Both airlines will also explore broader cooperation beyond Singapore and India, and have greater cross-participation in corporate travel programmes and enhanced benefits for KrisFlyer and Maharaja Club members.

SIA added that the demand for air travel is healthy heading into the last quarter of its 2025/2026 financial year, supported by seasonal travel.

“The group is well positioned to capture this demand, and will remain nimble and agile in its network and capacity deployment to maximise revenue opportunities,” SIA said.

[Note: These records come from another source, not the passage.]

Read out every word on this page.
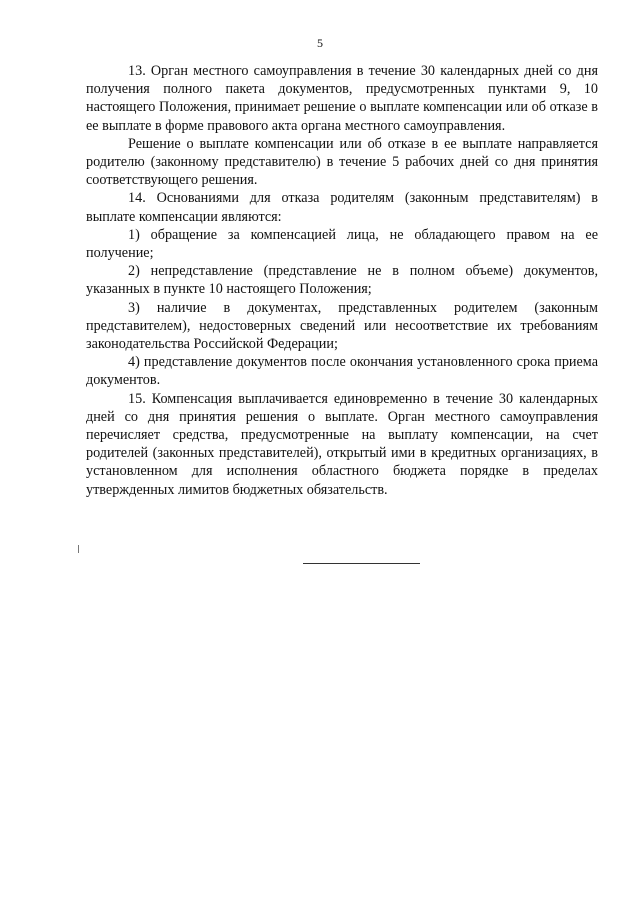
5

13. Орган местного самоуправления в течение 30 календарных дней со дня получения полного пакета документов, предусмотренных пунктами 9, 10 настоящего Положения, принимает решение о выплате компенсации или об отказе в ее выплате в форме правового акта органа местного самоуправления.

Решение о выплате компенсации или об отказе в ее выплате направляется родителю (законному представителю) в течение 5 рабочих дней со дня принятия соответствующего решения.

14. Основаниями для отказа родителям (законным представителям) в выплате компенсации являются:

1) обращение за компенсацией лица, не обладающего правом на ее получение;

2) непредставление (представление не в полном объеме) документов, указанных в пункте 10 настоящего Положения;

3) наличие в документах, представленных родителем (законным представителем), недостоверных сведений или несоответствие их требованиям законодательства Российской Федерации;

4) представление документов после окончания установленного срока приема документов.

15. Компенсация выплачивается единовременно в течение 30 календарных дней со дня принятия решения о выплате. Орган местного самоуправления перечисляет средства, предусмотренные на выплату компенсации, на счет родителей (законных представителей), открытый ими в кредитных организациях, в установленном для исполнения областного бюджета порядке в пределах утвержденных лимитов бюджетных обязательств.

However, the cargo outlook continues to be uncertain amid ongoing trade and geopolitical developments, it noted.

“The group is closely monitoring the situation and will leverage its diverse network and cargo verticals as market conditions evolve.”

As at Dec 31, SIA’s operating fleet comprised 212 passenger and freighter aircraft with an average age of seven years and eight months. SIA operated 144 passenger aircraft and seven freighters, while Scoot operated 61 passenger aircraft.

The group has 58 aircraft on order.

As at Dec 31, the group’s passenger network covered 134 destinations in 37 countries and territories.

Between October and December 2025, Scoot expanded its footprint with new services to Danang in Vietnam.

In addition, the airline also introduced non-stop services to Kota Bharu in Malaysia, Nha Trang in Vietnam, Okinawa in Japan, and Labuan Bajo and Semarang in Indonesia.

Between January and March 2026, Scoot will also launch four-times weekly flights to Palembang and daily services to Medan in Indonesia, among others.

From June 2026, SIA will start four-times weekly non-stop flights to Saudi Arabia’s capital, Riyadh, adding a second destination in the kingdom for the group.

Meanwhile, on the cargo front, SIA’s network spanned 138 destinations across 38 countries and territories.

SIA is also unveiling next-generation long-haul cabin products in 2026, alongside an all-new KrisWorld in-flight entertainment system, elevated food and beverage options, new amenity kits and other in-flight offerings.

In addition, SIA plans to progressively introduce high-speed Low Earth Orbit satellite connectivity for enhanced in-flight Wi-Fi across its long-haul fleet.

SIA shares were up 1 per cent to $7.03 on Feb 24, before the results were announced after trading hours.